Un welfare di prossimità!

Ma la maggiore criticità del nostro processo di inclusione è costituita dall’isolamento degli alunni con disabilità nei tempi dell’extrascuola. L’ingiustizia, afferma Andrea Canevaro, dovrebbe essere insopportabile, soprattutto quando si somma alla sofferenza. È il caso delle persone con disabilità, la cui qualità della vita è connessa all’organizzazione sociale, che in questo momento storico sembra interessare pochi, essendo molto diffusa una percezione della realtà unicamente in rapporto con la propria situazione.  È l’individualismo di massa (Canevaro, 2013). Il welfare tradizionale è andato in crisi e la costruzione di un welfare di prossimità presuppone la presenza di “un intero villaggio per far crescere un bambino” (Canevaro, 2015). Un antico proverbio degli indiani d’America ricorda che “per capire veramente un altro bisogna camminare almeno un miglio nei suoi mocassini”.

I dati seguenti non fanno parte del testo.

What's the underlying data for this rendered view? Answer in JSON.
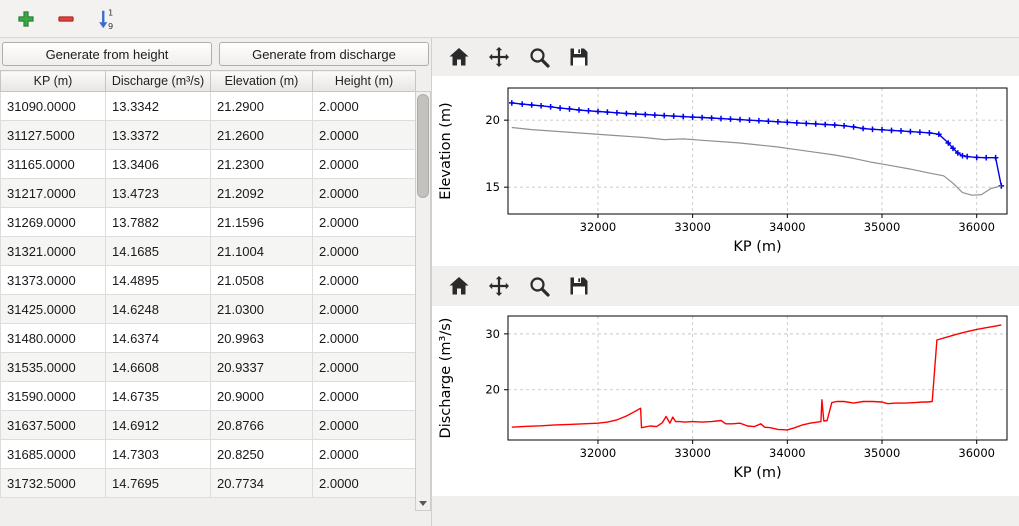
{
  "main_toolbar": {
    "sort_labels": [
      "1",
      "9"
    ],
    "icons": [
      "add-icon",
      "remove-icon",
      "sort-numeric-icon"
    ]
  },
  "buttons": {
    "generate_height": "Generate from height",
    "generate_discharge": "Generate from discharge"
  },
  "table": {
    "columns": [
      "KP (m)",
      "Discharge (m³/s)",
      "Elevation (m)",
      "Height (m)"
    ],
    "rows": [
      [
        "31090.0000",
        "13.3342",
        "21.2900",
        "2.0000"
      ],
      [
        "31127.5000",
        "13.3372",
        "21.2600",
        "2.0000"
      ],
      [
        "31165.0000",
        "13.3406",
        "21.2300",
        "2.0000"
      ],
      [
        "31217.0000",
        "13.4723",
        "21.2092",
        "2.0000"
      ],
      [
        "31269.0000",
        "13.7882",
        "21.1596",
        "2.0000"
      ],
      [
        "31321.0000",
        "14.1685",
        "21.1004",
        "2.0000"
      ],
      [
        "31373.0000",
        "14.4895",
        "21.0508",
        "2.0000"
      ],
      [
        "31425.0000",
        "14.6248",
        "21.0300",
        "2.0000"
      ],
      [
        "31480.0000",
        "14.6374",
        "20.9963",
        "2.0000"
      ],
      [
        "31535.0000",
        "14.6608",
        "20.9337",
        "2.0000"
      ],
      [
        "31590.0000",
        "14.6735",
        "20.9000",
        "2.0000"
      ],
      [
        "31637.5000",
        "14.6912",
        "20.8766",
        "2.0000"
      ],
      [
        "31685.0000",
        "14.7303",
        "20.8250",
        "2.0000"
      ],
      [
        "31732.5000",
        "14.7695",
        "20.7734",
        "2.0000"
      ]
    ]
  },
  "plot_toolbar": {
    "icons": [
      "home-icon",
      "pan-icon",
      "zoom-icon",
      "save-icon"
    ]
  },
  "colors": {
    "elevation_line": "#0000ee",
    "ground_line": "#909090",
    "discharge_line": "#ff0000",
    "grid": "#c8c8c8",
    "add_icon": "#3aa845",
    "remove_icon": "#e0413d",
    "sort_icon": "#3a6cd4"
  },
  "chart_data": [
    {
      "type": "line",
      "title": "",
      "xlabel": "KP (m)",
      "ylabel": "Elevation (m)",
      "xlim": [
        31050,
        36320
      ],
      "ylim": [
        13.0,
        22.4
      ],
      "xticks": [
        32000,
        33000,
        34000,
        35000,
        36000
      ],
      "yticks": [
        15,
        20
      ],
      "grid": true,
      "legend": "none",
      "series": [
        {
          "name": "water-elevation",
          "color": "#0000ee",
          "marker": "plus",
          "width": 1.4,
          "x": [
            31090,
            31200,
            31300,
            31400,
            31500,
            31600,
            31700,
            31800,
            31900,
            32000,
            32100,
            32200,
            32300,
            32400,
            32500,
            32600,
            32700,
            32800,
            32900,
            33000,
            33100,
            33200,
            33300,
            33400,
            33500,
            33600,
            33700,
            33800,
            33900,
            34000,
            34100,
            34200,
            34300,
            34400,
            34500,
            34600,
            34700,
            34800,
            34900,
            35000,
            35100,
            35200,
            35300,
            35400,
            35500,
            35600,
            35700,
            35750,
            35800,
            35850,
            35900,
            36000,
            36100,
            36200,
            36260
          ],
          "y": [
            21.29,
            21.2,
            21.13,
            21.07,
            21.0,
            20.9,
            20.84,
            20.76,
            20.7,
            20.65,
            20.6,
            20.55,
            20.5,
            20.46,
            20.42,
            20.38,
            20.34,
            20.3,
            20.27,
            20.23,
            20.2,
            20.16,
            20.12,
            20.08,
            20.04,
            20.0,
            19.96,
            19.92,
            19.88,
            19.84,
            19.8,
            19.76,
            19.72,
            19.68,
            19.64,
            19.58,
            19.5,
            19.38,
            19.32,
            19.28,
            19.24,
            19.2,
            19.15,
            19.1,
            19.05,
            18.95,
            18.3,
            17.9,
            17.55,
            17.35,
            17.28,
            17.22,
            17.2,
            17.2,
            15.1
          ]
        },
        {
          "name": "ground-elevation",
          "color": "#909090",
          "marker": null,
          "width": 1.2,
          "x": [
            31090,
            31300,
            31600,
            31900,
            32200,
            32500,
            32700,
            32900,
            33100,
            33300,
            33500,
            33700,
            33900,
            34100,
            34300,
            34500,
            34700,
            34900,
            35100,
            35300,
            35500,
            35650,
            35750,
            35850,
            35950,
            36050,
            36150,
            36260
          ],
          "y": [
            19.45,
            19.3,
            19.15,
            19.0,
            18.85,
            18.7,
            18.55,
            18.6,
            18.5,
            18.4,
            18.3,
            18.15,
            18.0,
            17.8,
            17.6,
            17.4,
            17.15,
            16.85,
            16.6,
            16.35,
            16.05,
            15.85,
            15.3,
            14.6,
            14.4,
            14.45,
            14.9,
            15.1
          ]
        }
      ]
    },
    {
      "type": "line",
      "title": "",
      "xlabel": "KP (m)",
      "ylabel": "Discharge (m³/s)",
      "xlim": [
        31050,
        36320
      ],
      "ylim": [
        11.0,
        33.2
      ],
      "xticks": [
        32000,
        33000,
        34000,
        35000,
        36000
      ],
      "yticks": [
        20,
        30
      ],
      "grid": true,
      "legend": "none",
      "series": [
        {
          "name": "discharge",
          "color": "#ff0000",
          "marker": null,
          "width": 1.4,
          "x": [
            31090,
            31250,
            31400,
            31550,
            31700,
            31850,
            32000,
            32100,
            32200,
            32300,
            32400,
            32450,
            32460,
            32550,
            32620,
            32680,
            32720,
            32760,
            32790,
            32820,
            32860,
            32920,
            33000,
            33100,
            33200,
            33300,
            33350,
            33420,
            33500,
            33580,
            33650,
            33720,
            33760,
            33820,
            33900,
            34000,
            34080,
            34160,
            34240,
            34320,
            34355,
            34365,
            34385,
            34420,
            34470,
            34520,
            34600,
            34700,
            34800,
            34900,
            35000,
            35060,
            35150,
            35250,
            35350,
            35430,
            35480,
            35530,
            35580,
            35700,
            35800,
            35900,
            36000,
            36100,
            36200,
            36260
          ],
          "y": [
            13.3,
            13.45,
            13.55,
            13.7,
            13.8,
            13.9,
            14.0,
            14.2,
            14.6,
            15.3,
            16.2,
            16.7,
            13.2,
            13.5,
            13.4,
            14.1,
            15.2,
            14.0,
            15.1,
            14.3,
            14.3,
            14.2,
            14.3,
            14.2,
            14.3,
            14.5,
            13.9,
            13.9,
            14.0,
            13.5,
            13.4,
            13.9,
            13.3,
            13.2,
            12.9,
            12.8,
            13.2,
            13.7,
            14.0,
            14.2,
            14.3,
            18.2,
            14.4,
            14.5,
            17.7,
            17.9,
            17.9,
            17.6,
            17.9,
            17.9,
            17.8,
            17.5,
            17.6,
            17.6,
            17.7,
            17.8,
            17.8,
            17.9,
            28.9,
            29.5,
            30.0,
            30.4,
            30.8,
            31.1,
            31.4,
            31.6
          ]
        }
      ]
    }
  ]
}
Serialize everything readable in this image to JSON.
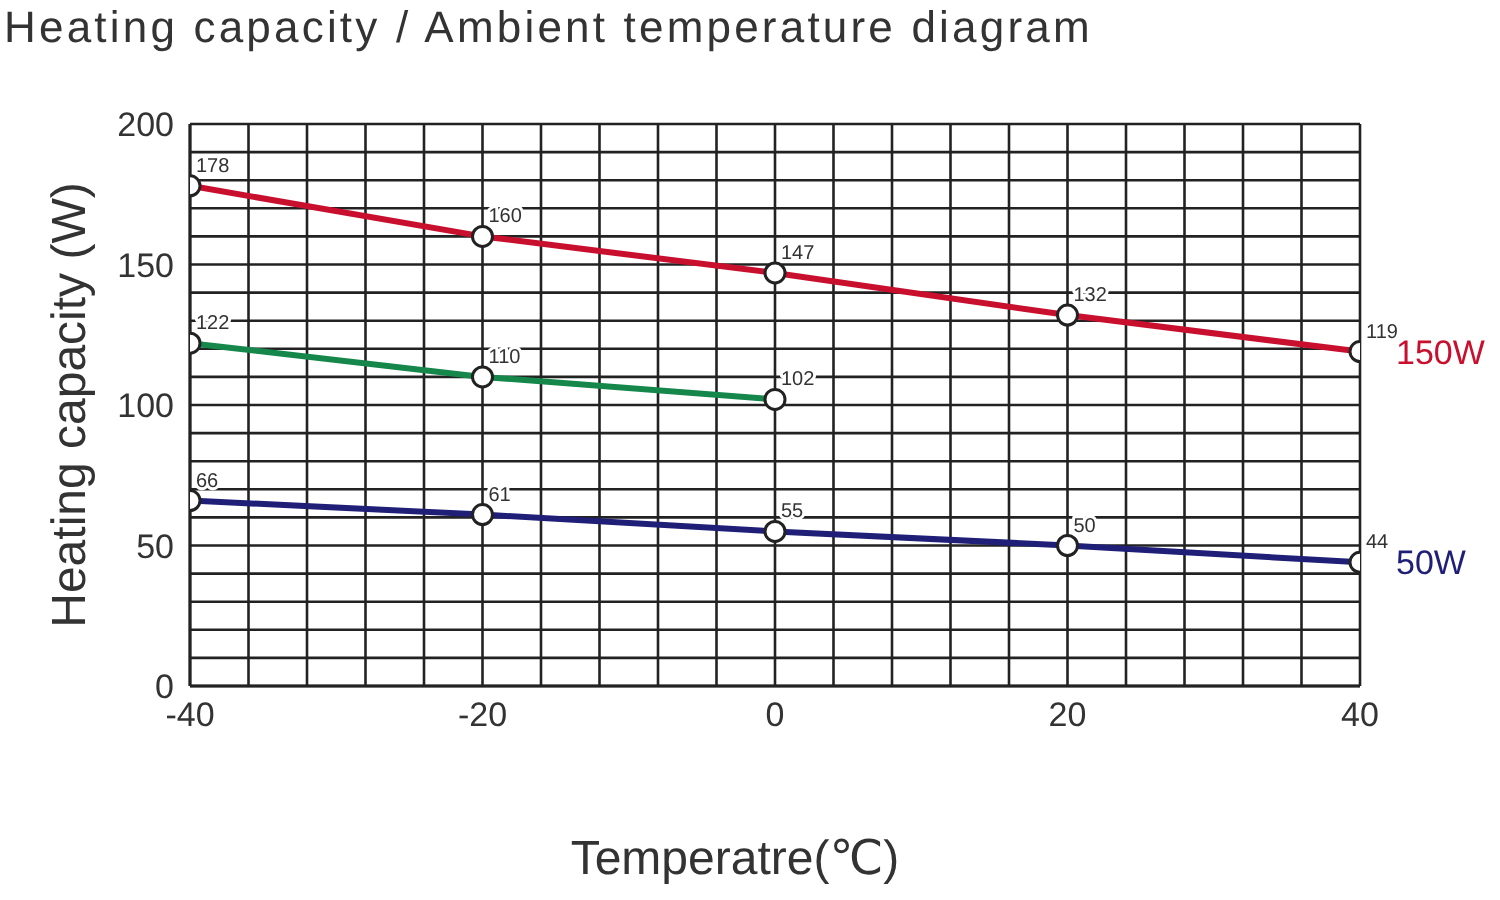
{
  "chart_data": {
    "type": "line",
    "title": "Heating capacity / Ambient temperature diagram",
    "xlabel": "Temperatre(℃)",
    "ylabel": "Heating capacity (W)",
    "x": [
      -40,
      -20,
      0,
      20,
      40
    ],
    "series": [
      {
        "name": "150W",
        "color": "#c8102e",
        "values": [
          178,
          160,
          147,
          132,
          119
        ]
      },
      {
        "color": "#15874a",
        "values": [
          122,
          110,
          102,
          null,
          null
        ]
      },
      {
        "name": "50W",
        "color": "#1f1f78",
        "values": [
          66,
          61,
          55,
          50,
          44
        ]
      }
    ],
    "xlim": [
      -40,
      40
    ],
    "xticks": [
      -40,
      {
        "value": -36,
        "label": null
      },
      {
        "value": -32,
        "label": null
      },
      {
        "value": -28,
        "label": null
      },
      {
        "value": -24,
        "label": null
      },
      -20,
      {
        "value": -16,
        "label": null
      },
      {
        "value": -12,
        "label": null
      },
      {
        "value": -8,
        "label": null
      },
      {
        "value": -4,
        "label": null
      },
      0,
      {
        "value": 4,
        "label": null
      },
      {
        "value": 8,
        "label": null
      },
      {
        "value": 12,
        "label": null
      },
      {
        "value": 16,
        "label": null
      },
      20,
      {
        "value": 24,
        "label": null
      },
      {
        "value": 28,
        "label": null
      },
      {
        "value": 32,
        "label": null
      },
      {
        "value": 36,
        "label": null
      },
      40
    ],
    "ylim": [
      0,
      200
    ],
    "yticks": [
      0,
      {
        "value": 10,
        "label": null
      },
      {
        "value": 20,
        "label": null
      },
      {
        "value": 30,
        "label": null
      },
      {
        "value": 40,
        "label": null
      },
      50,
      {
        "value": 60,
        "label": null
      },
      {
        "value": 70,
        "label": null
      },
      {
        "value": 80,
        "label": null
      },
      {
        "value": 90,
        "label": null
      },
      100,
      {
        "value": 110,
        "label": null
      },
      {
        "value": 120,
        "label": null
      },
      {
        "value": 130,
        "label": null
      },
      {
        "value": 140,
        "label": null
      },
      150,
      {
        "value": 160,
        "label": null
      },
      {
        "value": 170,
        "label": null
      },
      {
        "value": 180,
        "label": null
      },
      {
        "value": 190,
        "label": null
      },
      200
    ],
    "grid": true,
    "marker": "circle",
    "line_style": "solid",
    "data_labels": true
  }
}
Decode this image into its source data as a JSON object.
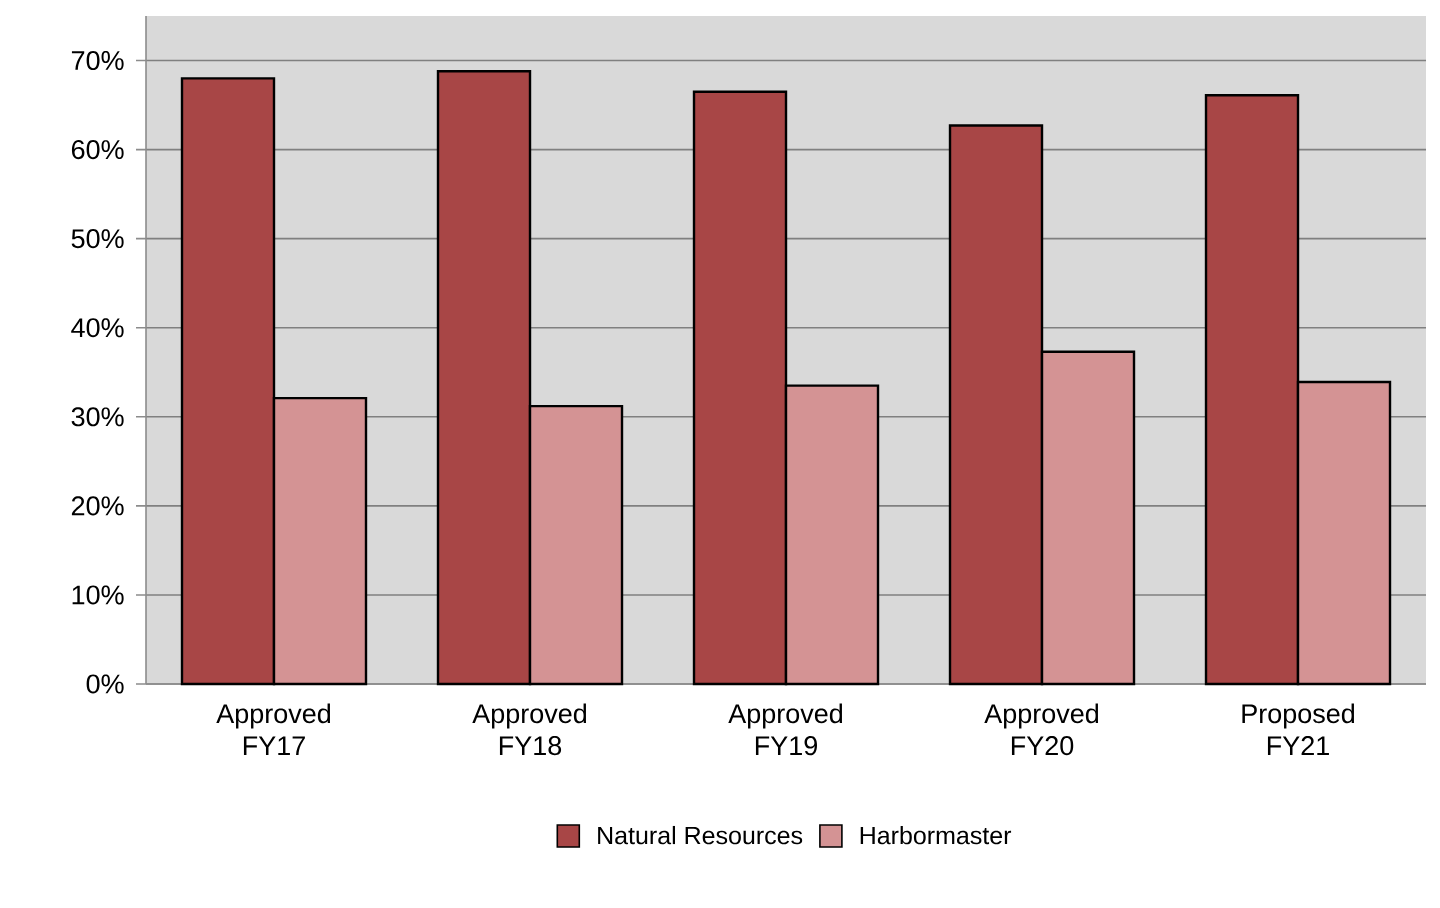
{
  "chart_data": {
    "type": "bar",
    "categories": [
      "Approved FY17",
      "Approved FY18",
      "Approved FY19",
      "Approved FY20",
      "Proposed FY21"
    ],
    "series": [
      {
        "name": "Natural Resources",
        "color": "#a84646",
        "values": [
          68.0,
          68.8,
          66.5,
          62.7,
          66.1
        ]
      },
      {
        "name": "Harbormaster",
        "color": "#d49394",
        "values": [
          32.1,
          31.2,
          33.5,
          37.3,
          33.9
        ]
      }
    ],
    "ylim": [
      0,
      75
    ],
    "yticks": [
      {
        "value": 0,
        "label": "0%"
      },
      {
        "value": 10,
        "label": "10%"
      },
      {
        "value": 20,
        "label": "20%"
      },
      {
        "value": 30,
        "label": "30%"
      },
      {
        "value": 40,
        "label": "40%"
      },
      {
        "value": 50,
        "label": "50%"
      },
      {
        "value": 60,
        "label": "60%"
      },
      {
        "value": 70,
        "label": "70%"
      }
    ],
    "grid": "y",
    "legend": "bottom"
  }
}
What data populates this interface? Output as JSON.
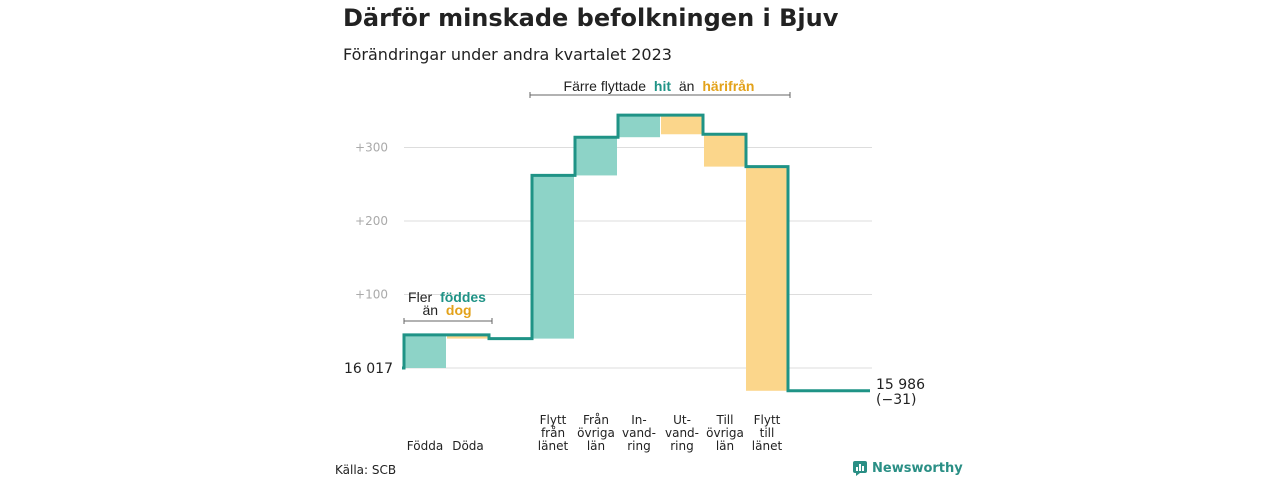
{
  "title": "Därför minskade befolkningen i Bjuv",
  "subtitle": "Förändringar under andra kvartalet 2023",
  "source": "Källa: SCB",
  "brand": {
    "name": "Newsworthy",
    "icon": "newsworthy-logo-icon"
  },
  "colors": {
    "increase": "#8dd3c7",
    "decrease": "#fbd68b",
    "line": "#1f9386",
    "grid": "#dddddd",
    "teal_text": "#1f9386",
    "orange_text": "#e3a21a",
    "tick_text": "#aaaaaa"
  },
  "annotations": {
    "births": {
      "line1_prefix": "Fler",
      "line1_highlight": "föddes",
      "line2_prefix": "än",
      "line2_highlight": "dog"
    },
    "moves": {
      "prefix": "Färre flyttade",
      "highlight1": "hit",
      "middle": "än",
      "highlight2": "härifrån"
    }
  },
  "chart_data": {
    "type": "waterfall",
    "title": "Därför minskade befolkningen i Bjuv",
    "subtitle": "Förändringar under andra kvartalet 2023",
    "start_value": 16017,
    "start_label": "16  017",
    "end_value": 15986,
    "end_label": "15 986",
    "end_change_label": "(−31)",
    "y_ticks": [
      {
        "value": 100,
        "label": "+100"
      },
      {
        "value": 200,
        "label": "+200"
      },
      {
        "value": 300,
        "label": "+300"
      }
    ],
    "ylim": [
      -35,
      350
    ],
    "grid": true,
    "steps": [
      {
        "label_lines": [
          "Födda"
        ],
        "change": 45
      },
      {
        "label_lines": [
          "Döda"
        ],
        "change": -5
      },
      {
        "label_lines": [
          "Flytt",
          "från",
          "länet"
        ],
        "change": 222
      },
      {
        "label_lines": [
          "Från",
          "övriga",
          "län"
        ],
        "change": 52
      },
      {
        "label_lines": [
          "In-",
          "vand-",
          "ring"
        ],
        "change": 30
      },
      {
        "label_lines": [
          "Ut-",
          "vand-",
          "ring"
        ],
        "change": -26
      },
      {
        "label_lines": [
          "Till",
          "övriga",
          "län"
        ],
        "change": -44
      },
      {
        "label_lines": [
          "Flytt",
          "till",
          "länet"
        ],
        "change": -305
      }
    ]
  }
}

Questo viaggio però non deve essere fatto in solitudine, ma coincidere con una responsabilità diffusa sia dentro la scuola che nella società. Dispiace constatare che si tratta di un cammino largamente incompiuto; di fatto, in molte (troppe!) realtà non è ancora decollato.

Alcuni approfondimenti

  • Besio S. e Chinato M.G. (1996), L’avventura di Adriano Comparetti, Roma.
  • Canevaro A. (2013), Scuola inclusiva e mondo più giusto, Erickson, Trento.
  • Canevaro A. (2015), Nascere fragili, processi educativi e pratiche di cura, EDB, Bologna.
  • Scuola di Barbiana (1967), Lettera a una professoressa, Libreria Editrice Fiorentina, Firenze.
  • Rondanini L. (2019), L’ICF e la progettazione partecipata del PEI. Per una scuola come comunità di sostegno, Tecnodid, Napoli.